Introducing Minga: A New Idea for Hall Pass Management 

By: Namratha Kamath

So long to the days of old, musty lanyards that students were given when they asked to use the bathroom. Now, teachers will not need to abruptly pause their lesson to write out a long hall pass for a student. This is because Minga, the student management platform, is now used when students need to go out of the classroom. The implementation of Minga has gone into effect here at Westhill since the return from winter break, and the app has been the talking point in Westhill for days now.

What is Minga?

Minga is a digital campus management system. It is an app used in Westhill for its Digital Hall Passes, Student IDs, and Check in capabilities. Minga allows students to create hall passes to wherever they need to go around school, such as the restroom, nurse, or their counselor. Students must get confirmation from their teacher in order to activate their pass. Additionally, students are monitored in real time, and have a time limit for how long they can spend away from class. For example, the limit for going to the restroom is 7 minutes. This was implemented in order to control time spent outside of the classroom.The goal of implementing Minga at Westhill is to prevent misconduct, make the process of checking hall passes easier, and to keep students safe. 

The implementation of Minga in school has also changed the way Open Campus works. Before, upperclassmen only had to sign a Google Form to leave school. Now, students must sign in and out by scanning a QR code in the lobby before they leave and after they return to campus. The Minga app only permits students to leave for open campus during designated periods, such as a study hall or a lunch wave before or after a study hall.
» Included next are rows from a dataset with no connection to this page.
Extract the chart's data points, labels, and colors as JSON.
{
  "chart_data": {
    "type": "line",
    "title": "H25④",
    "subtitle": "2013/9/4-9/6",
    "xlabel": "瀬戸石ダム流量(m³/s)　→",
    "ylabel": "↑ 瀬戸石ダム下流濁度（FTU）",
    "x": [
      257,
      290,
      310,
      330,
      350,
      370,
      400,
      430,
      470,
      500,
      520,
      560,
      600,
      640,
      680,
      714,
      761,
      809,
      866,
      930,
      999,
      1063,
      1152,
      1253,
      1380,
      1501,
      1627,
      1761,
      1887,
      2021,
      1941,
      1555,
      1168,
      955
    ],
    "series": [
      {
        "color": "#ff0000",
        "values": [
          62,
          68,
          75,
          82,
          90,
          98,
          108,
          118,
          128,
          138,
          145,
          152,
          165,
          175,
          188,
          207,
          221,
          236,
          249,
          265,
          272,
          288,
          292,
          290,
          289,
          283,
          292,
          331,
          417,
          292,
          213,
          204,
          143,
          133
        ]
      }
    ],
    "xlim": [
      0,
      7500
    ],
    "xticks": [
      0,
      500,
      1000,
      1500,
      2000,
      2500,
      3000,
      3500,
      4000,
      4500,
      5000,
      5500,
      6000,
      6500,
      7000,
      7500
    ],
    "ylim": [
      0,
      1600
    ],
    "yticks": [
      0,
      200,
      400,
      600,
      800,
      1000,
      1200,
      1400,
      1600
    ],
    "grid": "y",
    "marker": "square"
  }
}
This has made the entire process of leaving during school hours more extensive. 

What do students think about the implementation of Minga?

The Westword conducted a schoolwide survey to find out more about how students felt about this change. A very large percentage of the students who responded to the survey knew what Minga is. Some of these students said that this app helped Westhill overall. They claimed that:

  • It helps school become more environmentally friendly
  • Allows us to be cleaner because online passes won’t increase the spread of germs
  • Decreases the number of students who skip class

But despite these positives, the majority of respondents disliked Minga. “It’s a good idea, but it takes away from class time overall,” said Tess Hellweg-Lyons (‘26).
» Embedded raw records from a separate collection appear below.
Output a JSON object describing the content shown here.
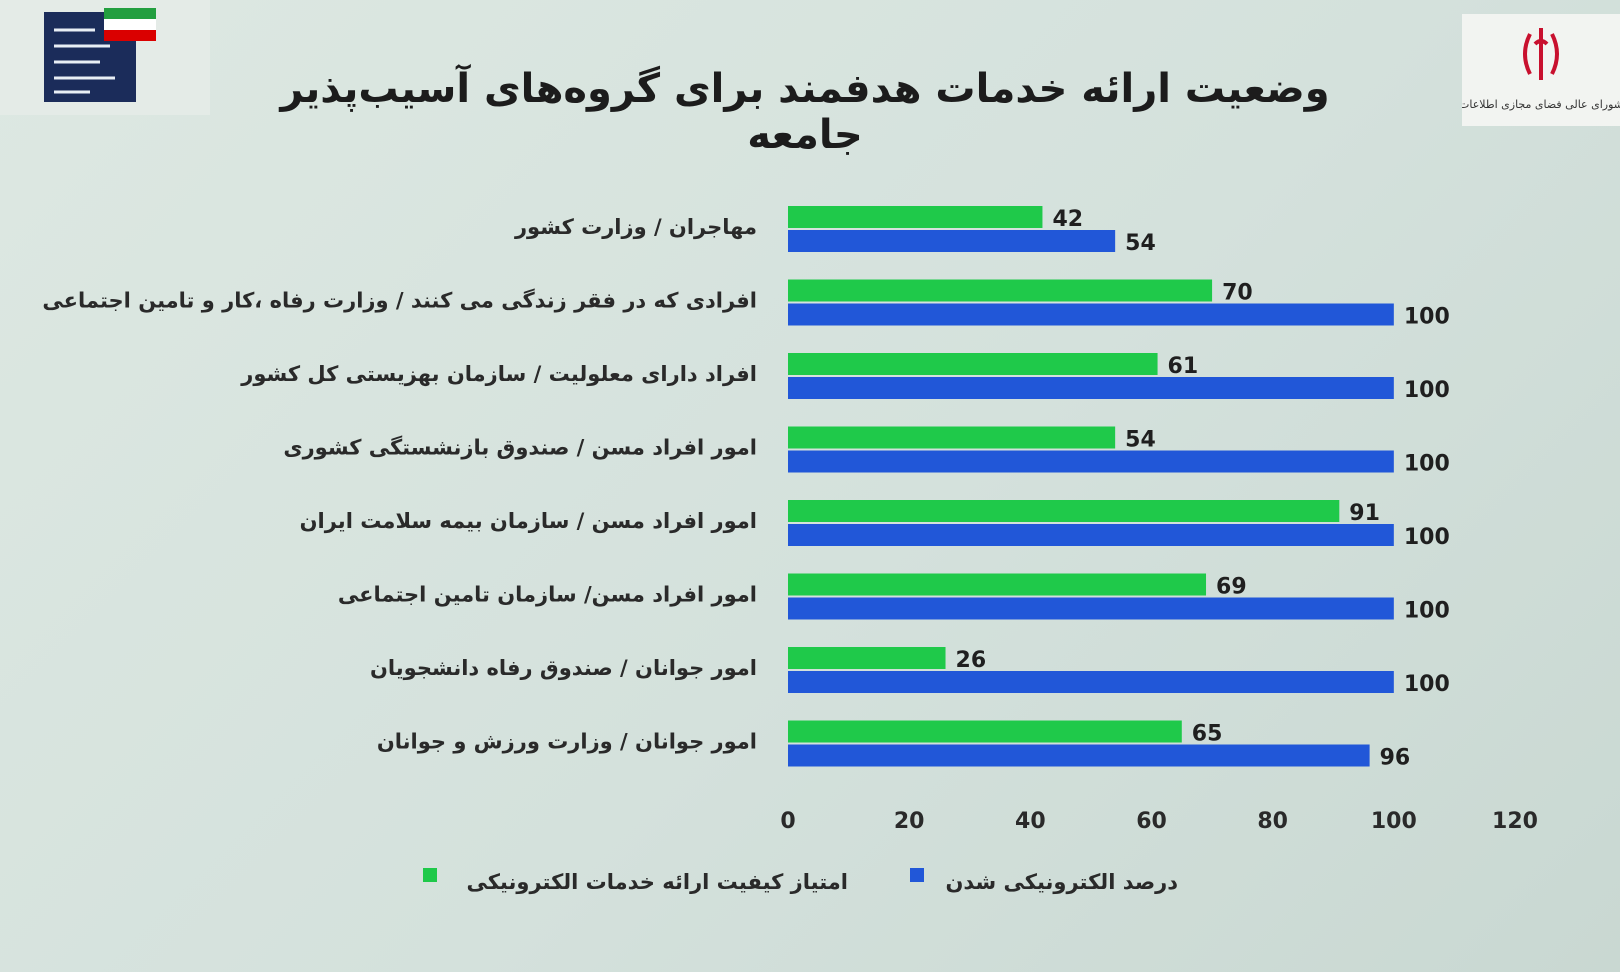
{
  "title": "وضعیت ارائه خدمات هدفمند برای گروه‌های آسیب‌پذیر جامعه",
  "logo_right_text": "شورای عالی فضای مجازی اطلاعات",
  "colors": {
    "green": "#1fc94a",
    "blue": "#2157d8",
    "flag_green": "#239f40",
    "flag_red": "#da0000",
    "navy": "#1b2c5a",
    "emblem": "#c8102e"
  },
  "chart_data": {
    "type": "bar",
    "orientation": "horizontal",
    "title": "وضعیت ارائه خدمات هدفمند برای گروه‌های آسیب‌پذیر جامعه",
    "categories": [
      "مهاجران / وزارت کشور",
      "افرادی که در فقر زندگی می کنند / وزارت رفاه ،کار و تامین اجتماعی",
      "افراد دارای معلولیت / سازمان بهزیستی کل کشور",
      "امور افراد مسن / صندوق بازنشستگی کشوری",
      "امور افراد مسن / سازمان بیمه سلامت ایران",
      "امور افراد مسن/ سازمان تامین اجتماعی",
      "امور جوانان / صندوق رفاه دانشجویان",
      "امور جوانان / وزارت ورزش و جوانان"
    ],
    "series": [
      {
        "name": "امتیاز کیفیت ارائه خدمات الکترونیکی",
        "color": "#1fc94a",
        "values": [
          42,
          70,
          61,
          54,
          91,
          69,
          26,
          65
        ]
      },
      {
        "name": "درصد الکترونیکی شدن",
        "color": "#2157d8",
        "values": [
          54,
          100,
          100,
          100,
          100,
          100,
          100,
          96
        ]
      }
    ],
    "xlim": [
      0,
      120
    ],
    "xticks": [
      0,
      20,
      40,
      60,
      80,
      100,
      120
    ],
    "grid": false,
    "legend_position": "bottom"
  }
}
Nearly half of all the students in the survey (45.5%) gave a 1 out of 10 regarding how they felt about the new policy. Students cite the following reasons for their opinions:

  • The time limit is too short, (especially when the bathroom is far away, if they are locked, or if there is a line)
  • They claimed it feels like an invasion of privacy
  • It is much more of a hassle to leave for open campus 
  • It takes too long to make a Minga pass, rather than a written one
  • The passes are dependent on internet connectivity
  • It is much more complicated for students without their phone
  • Not everyone was properly informed about Minga, so everyone is not on the same page

74.6% of the students who responded believed that the time limit was too short, as only 7 minutes are given for a restroom break. After these 7 minutes, the Minga screen flashes orange, alerting the student to return to class. There is only one restroom for each section of the building, and many of them are locked during lunch periods. This was the main concern that students had about using Minga. 

What do teachers think about Minga?

Most teachers have mixed feelings about Minga. They agree that Minga is beneficial in the aspect that it helps keep track of the students that are out of class, and for how long they are out. Teachers think that it will eventually be a good system, once all the hiccups are gone.

“It is efficient to streamline students out of class. I am curious to see how data will be used to keep students in class.” said Ms. Thompson, Spanish teacher. 

So far, Minga has been used for electronic hall passes and open campus for only a few weeks. As students get accustomed to the use of Minga, it will bring Westhill one step closer to becoming a more modern campus.